110: The Medium and the Message

I spent most of the weekend doing page layout for the first volume of the Misfit Library Journal, cutting and pasting and placing text on the page. At some point, the words vanished and it became an exercise in moving blocks of text around in an effort to create sequences that maintained a flow. If the reader can't dive into the text -- if there are too many rocky protrusions near the edge of the deep water -- they'll be less likely to submerge themselves in the work. They'll skim, they'll wade, they'll look for other places to swim. How much of our discourse is bent around presenting information in a palatable format? How tightly is our communication wrapped around our pleasure principle?

Suffering through a full Catholic Mass in Latin, notwithstanding. Some activities are all about penitence.

I recognize that I'm not the target audience of such a discourse and that, for those who want to partake of such an event, there is pleasure to be had from the extensive ceremony. For them, the message and the medium both stroke the same happy spots in their cortex. For me, not so much, but that reflects more on what I find useful in communication than on any intrinsic quality of the liturgy.

Sure, Marshall McLuhan famously opined that the "medium was the message" and several generations of advertising executives and pop culture jockies held onto their jobs because of the perception that HOW you said something was just as important as WHAT you said. And, unfortunately, discourse has become even more skewed in this time of ten second sound bytes and 24-hour newscasts: HOW you say something is everything, WHAT you are saying is irrelevant.

How hollow have we become? Aye, stuffed with static and saliva-stained junk mail.

One of McLuhan's other observations was the idea of "amputations," where an "extension" -- a piece of technology allows for us to extend our normal human reach in some way -- contributes to the amputation of some previous extension. The telephone, for example, alleviated the need for penmanship because it was easier to speak on the phone than it was to write a letter. E-mail, in turn, resurrected the functionality of letter writing but it traded mass communication for clarity and brevity. The Internet and its ready connectivity has made us global citizens, but at what cost? What have we given up in return for the flood of information that is now available to us?

I think it comes back to that ten percent argument -- the "we only use 10% of our brains" argument. We're still only working with that fraction, filtering out everything else. The struggle for that small slice of our attention has become fierce and we've tunnel-visioned ourselves down to That Which Catches Our Eye. We've become magpies, our fancies caught by the shiny things.

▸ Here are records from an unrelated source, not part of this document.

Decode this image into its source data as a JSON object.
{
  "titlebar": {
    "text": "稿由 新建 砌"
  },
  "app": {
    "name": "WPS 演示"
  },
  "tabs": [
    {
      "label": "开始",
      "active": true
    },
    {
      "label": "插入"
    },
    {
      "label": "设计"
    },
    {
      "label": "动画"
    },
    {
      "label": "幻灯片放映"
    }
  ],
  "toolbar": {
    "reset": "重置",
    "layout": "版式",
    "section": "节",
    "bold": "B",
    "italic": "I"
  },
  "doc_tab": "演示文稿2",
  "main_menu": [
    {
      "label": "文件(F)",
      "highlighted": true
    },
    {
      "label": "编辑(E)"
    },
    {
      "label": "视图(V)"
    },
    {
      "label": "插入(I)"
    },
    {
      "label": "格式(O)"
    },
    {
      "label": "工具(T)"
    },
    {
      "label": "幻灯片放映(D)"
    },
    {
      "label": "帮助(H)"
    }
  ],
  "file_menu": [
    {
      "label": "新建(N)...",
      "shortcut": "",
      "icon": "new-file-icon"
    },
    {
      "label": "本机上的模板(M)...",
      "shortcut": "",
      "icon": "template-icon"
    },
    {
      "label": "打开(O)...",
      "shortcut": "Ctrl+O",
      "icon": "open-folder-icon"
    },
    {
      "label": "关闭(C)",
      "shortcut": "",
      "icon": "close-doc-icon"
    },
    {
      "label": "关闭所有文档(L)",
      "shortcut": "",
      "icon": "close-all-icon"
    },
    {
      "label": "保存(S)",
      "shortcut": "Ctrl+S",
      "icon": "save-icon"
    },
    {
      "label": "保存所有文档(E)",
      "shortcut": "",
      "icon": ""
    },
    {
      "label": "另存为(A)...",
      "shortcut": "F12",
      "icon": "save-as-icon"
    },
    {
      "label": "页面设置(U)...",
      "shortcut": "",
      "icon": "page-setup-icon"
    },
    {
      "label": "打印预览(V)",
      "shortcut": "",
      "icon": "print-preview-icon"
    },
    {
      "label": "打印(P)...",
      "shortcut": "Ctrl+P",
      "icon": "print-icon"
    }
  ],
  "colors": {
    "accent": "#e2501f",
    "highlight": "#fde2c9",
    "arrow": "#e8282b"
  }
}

I'm reading K. J. Bishop's The Etched City right now and I find myself having to make an effort to read carefully. She is very florid, yet very precise in her language and it is easy for my magpie eyes to start skimming the words. Not much happen in any given paragraph, but part of the enjoyment of the work comes in watching how she says things. I've been reading too superficially over the last few years, cottoning to the Michael Crichton style of writing (the "if I string together enough dialogue and stage directions, it'll be a book" school of putting text on the page), and have neglected the sheer act of reading, of enjoying the construction of the language.

It takes time, you know. Who has time any more? Too much TV to watch, too many films to see, too much music to hear, too many words to read. My language is being amputated. That's the trade I'm making in return for global connectivity. Have I made the right choice?